Le poison, dites-vous. J’ajouterai la bousculade, le souffle, la musique, la lumière et la douleur.
La bousculade pour me sentir vivante.
Le souffle pour aller plus loin que moi, dans des espaces où je me hisse sur la pointe des pieds, plus grande, soudain, remplie de ce que les mots peuvent apporter de meilleur, loin de ce qui plombe nos vies.
La musique, pas le ronronnement, pas l’imposture.
La douleur, parce qu’un être humain est toujours ramené à sa condition.
Je crois que nous ne sommes pas très éloignés.
Oui, je vous rejoins tout à fait sur le souffle, ce n’est pas qu’une métaphore bien pratique pour les gens qui parlent des livres et de la vie. Comme vous l’avez d’ailleurs prouvé avec votre étude du parcours de Louis Favre. Si j’en juge par les avis et compte-rendus de vos lecteurs, vous avez su leur insuffler une bonne part de deux plaisirs, celui de la connaissance après celui de la découverte J’ai hâte d’en savoir plus sur cet homme, je vais bientôt lire votre livre, vous en aviez parlé sur le blog de Pierre Assouline l’été dernier, je m’en souviens, cette époque tragique me passionne, comme beaucoup. Le poison, c’était une façon de parler, qui n’était pas du tout-là pour provoquer, mais n’y revenons pas, vous m’avez fait l’amitié de me dire que je n’errais pas trop.
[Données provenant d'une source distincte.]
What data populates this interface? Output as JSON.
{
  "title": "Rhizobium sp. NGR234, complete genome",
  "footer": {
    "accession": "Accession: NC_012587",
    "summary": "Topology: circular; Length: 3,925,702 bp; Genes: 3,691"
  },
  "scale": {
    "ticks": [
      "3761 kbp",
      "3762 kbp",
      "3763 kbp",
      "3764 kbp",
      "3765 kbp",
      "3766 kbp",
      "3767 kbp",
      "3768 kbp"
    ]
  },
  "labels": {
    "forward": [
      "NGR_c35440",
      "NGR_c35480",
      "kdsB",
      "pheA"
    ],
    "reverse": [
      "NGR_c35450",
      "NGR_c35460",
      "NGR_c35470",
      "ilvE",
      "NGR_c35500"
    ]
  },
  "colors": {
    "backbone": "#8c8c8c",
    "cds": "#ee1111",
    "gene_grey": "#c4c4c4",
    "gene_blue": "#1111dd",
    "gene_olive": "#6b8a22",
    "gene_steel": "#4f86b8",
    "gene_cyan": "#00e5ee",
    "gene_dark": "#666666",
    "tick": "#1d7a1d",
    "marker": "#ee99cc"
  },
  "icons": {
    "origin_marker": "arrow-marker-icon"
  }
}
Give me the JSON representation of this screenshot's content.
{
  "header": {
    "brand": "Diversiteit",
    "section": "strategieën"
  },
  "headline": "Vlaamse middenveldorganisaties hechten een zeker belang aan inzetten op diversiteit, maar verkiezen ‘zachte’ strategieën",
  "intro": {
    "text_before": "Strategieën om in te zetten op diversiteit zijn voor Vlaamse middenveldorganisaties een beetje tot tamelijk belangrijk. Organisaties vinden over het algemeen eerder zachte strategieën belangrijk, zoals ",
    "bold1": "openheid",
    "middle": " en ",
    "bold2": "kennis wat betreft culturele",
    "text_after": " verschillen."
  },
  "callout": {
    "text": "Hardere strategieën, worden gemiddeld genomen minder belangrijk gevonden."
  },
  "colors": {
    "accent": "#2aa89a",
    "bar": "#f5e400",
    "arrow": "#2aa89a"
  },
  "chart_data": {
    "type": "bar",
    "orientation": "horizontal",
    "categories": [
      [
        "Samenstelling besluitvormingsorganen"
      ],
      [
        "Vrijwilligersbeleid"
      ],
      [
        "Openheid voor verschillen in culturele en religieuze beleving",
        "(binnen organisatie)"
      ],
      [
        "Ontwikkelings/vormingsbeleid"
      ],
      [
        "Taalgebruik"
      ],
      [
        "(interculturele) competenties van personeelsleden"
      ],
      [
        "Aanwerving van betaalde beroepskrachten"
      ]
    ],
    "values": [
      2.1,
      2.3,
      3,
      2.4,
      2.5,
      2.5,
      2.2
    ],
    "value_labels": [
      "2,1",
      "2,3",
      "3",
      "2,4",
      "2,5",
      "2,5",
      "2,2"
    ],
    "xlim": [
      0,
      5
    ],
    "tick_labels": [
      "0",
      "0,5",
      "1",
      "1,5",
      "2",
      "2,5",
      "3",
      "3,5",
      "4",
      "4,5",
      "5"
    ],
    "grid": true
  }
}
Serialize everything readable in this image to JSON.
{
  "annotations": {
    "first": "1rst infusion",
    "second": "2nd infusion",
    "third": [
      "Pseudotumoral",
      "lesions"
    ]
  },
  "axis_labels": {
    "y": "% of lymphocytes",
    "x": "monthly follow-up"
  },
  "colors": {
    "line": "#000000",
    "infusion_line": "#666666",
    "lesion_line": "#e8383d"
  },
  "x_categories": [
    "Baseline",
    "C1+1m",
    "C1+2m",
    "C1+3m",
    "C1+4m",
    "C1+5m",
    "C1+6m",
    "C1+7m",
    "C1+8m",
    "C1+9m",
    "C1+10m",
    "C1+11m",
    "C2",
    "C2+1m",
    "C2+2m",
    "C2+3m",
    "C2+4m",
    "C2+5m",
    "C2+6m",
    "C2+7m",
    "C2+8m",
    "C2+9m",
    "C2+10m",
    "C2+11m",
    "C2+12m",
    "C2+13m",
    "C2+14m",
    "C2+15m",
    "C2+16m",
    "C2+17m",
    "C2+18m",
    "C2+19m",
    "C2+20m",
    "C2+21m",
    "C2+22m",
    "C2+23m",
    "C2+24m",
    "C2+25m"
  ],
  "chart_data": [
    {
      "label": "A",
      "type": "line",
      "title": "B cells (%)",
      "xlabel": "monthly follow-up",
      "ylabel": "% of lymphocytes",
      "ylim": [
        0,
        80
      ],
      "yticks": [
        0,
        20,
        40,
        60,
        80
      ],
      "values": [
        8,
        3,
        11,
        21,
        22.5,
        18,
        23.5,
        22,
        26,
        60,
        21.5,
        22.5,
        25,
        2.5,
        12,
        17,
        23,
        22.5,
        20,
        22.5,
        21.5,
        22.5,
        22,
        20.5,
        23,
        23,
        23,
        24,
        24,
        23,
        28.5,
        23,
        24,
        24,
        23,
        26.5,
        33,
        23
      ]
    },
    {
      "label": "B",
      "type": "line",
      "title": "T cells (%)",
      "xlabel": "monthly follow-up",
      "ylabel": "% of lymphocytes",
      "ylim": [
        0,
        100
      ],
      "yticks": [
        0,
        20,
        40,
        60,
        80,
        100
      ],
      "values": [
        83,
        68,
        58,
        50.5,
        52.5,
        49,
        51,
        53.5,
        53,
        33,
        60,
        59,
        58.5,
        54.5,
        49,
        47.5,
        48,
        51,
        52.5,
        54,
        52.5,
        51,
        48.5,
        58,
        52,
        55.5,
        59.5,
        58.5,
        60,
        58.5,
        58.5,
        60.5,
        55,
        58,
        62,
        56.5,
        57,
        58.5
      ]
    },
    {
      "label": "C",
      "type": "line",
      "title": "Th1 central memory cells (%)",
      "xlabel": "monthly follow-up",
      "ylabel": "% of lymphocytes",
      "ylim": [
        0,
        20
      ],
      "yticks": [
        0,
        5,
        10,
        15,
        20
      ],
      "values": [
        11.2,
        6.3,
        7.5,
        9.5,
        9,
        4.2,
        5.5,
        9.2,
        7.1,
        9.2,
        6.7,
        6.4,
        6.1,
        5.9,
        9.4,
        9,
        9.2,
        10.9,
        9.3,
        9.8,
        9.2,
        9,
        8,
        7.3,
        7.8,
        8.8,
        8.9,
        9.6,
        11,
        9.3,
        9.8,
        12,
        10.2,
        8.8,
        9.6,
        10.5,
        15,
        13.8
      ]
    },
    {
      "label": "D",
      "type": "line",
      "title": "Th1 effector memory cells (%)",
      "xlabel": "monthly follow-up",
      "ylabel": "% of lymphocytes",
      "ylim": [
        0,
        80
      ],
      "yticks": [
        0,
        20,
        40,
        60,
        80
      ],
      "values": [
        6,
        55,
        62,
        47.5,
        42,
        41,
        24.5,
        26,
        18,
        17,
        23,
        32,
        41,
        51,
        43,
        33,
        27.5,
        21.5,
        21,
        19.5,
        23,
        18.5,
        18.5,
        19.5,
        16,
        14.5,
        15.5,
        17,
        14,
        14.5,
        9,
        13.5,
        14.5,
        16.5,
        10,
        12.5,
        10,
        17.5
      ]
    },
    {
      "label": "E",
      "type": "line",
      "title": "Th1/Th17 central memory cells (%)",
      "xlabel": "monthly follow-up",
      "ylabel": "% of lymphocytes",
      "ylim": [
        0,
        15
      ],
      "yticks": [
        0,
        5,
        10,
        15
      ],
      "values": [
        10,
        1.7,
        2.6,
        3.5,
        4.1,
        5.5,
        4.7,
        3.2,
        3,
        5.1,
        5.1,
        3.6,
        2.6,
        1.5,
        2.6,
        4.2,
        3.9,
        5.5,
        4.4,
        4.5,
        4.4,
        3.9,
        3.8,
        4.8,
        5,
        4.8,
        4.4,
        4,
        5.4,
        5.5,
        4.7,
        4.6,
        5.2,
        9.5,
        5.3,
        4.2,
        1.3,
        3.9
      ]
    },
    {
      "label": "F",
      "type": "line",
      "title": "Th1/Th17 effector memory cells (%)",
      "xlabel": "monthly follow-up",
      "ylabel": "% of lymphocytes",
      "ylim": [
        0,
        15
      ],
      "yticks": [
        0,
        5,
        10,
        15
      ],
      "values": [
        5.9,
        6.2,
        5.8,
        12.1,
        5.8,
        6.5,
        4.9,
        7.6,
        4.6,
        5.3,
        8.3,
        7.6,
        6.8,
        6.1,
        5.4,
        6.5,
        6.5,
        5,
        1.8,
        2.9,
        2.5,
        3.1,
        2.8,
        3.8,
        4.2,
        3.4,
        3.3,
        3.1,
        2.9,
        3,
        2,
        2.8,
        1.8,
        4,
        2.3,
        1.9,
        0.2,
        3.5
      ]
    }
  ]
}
Les gens comme Favre ont sans doute tellement senti au plus intime de leur être qu’il fallait rechercher à tout prix le contre-poison à toute l’amertume de l’époque, afin de garder le goût de la vérité, au moins dans le palais ou sur le bout de la langue, que mieux vaut peut-être ne pas insister sur ce point. Bravo pour votre blog, en tout cas, keep up the good work.
En matière de dégustation, nous allons suivre vos conseils!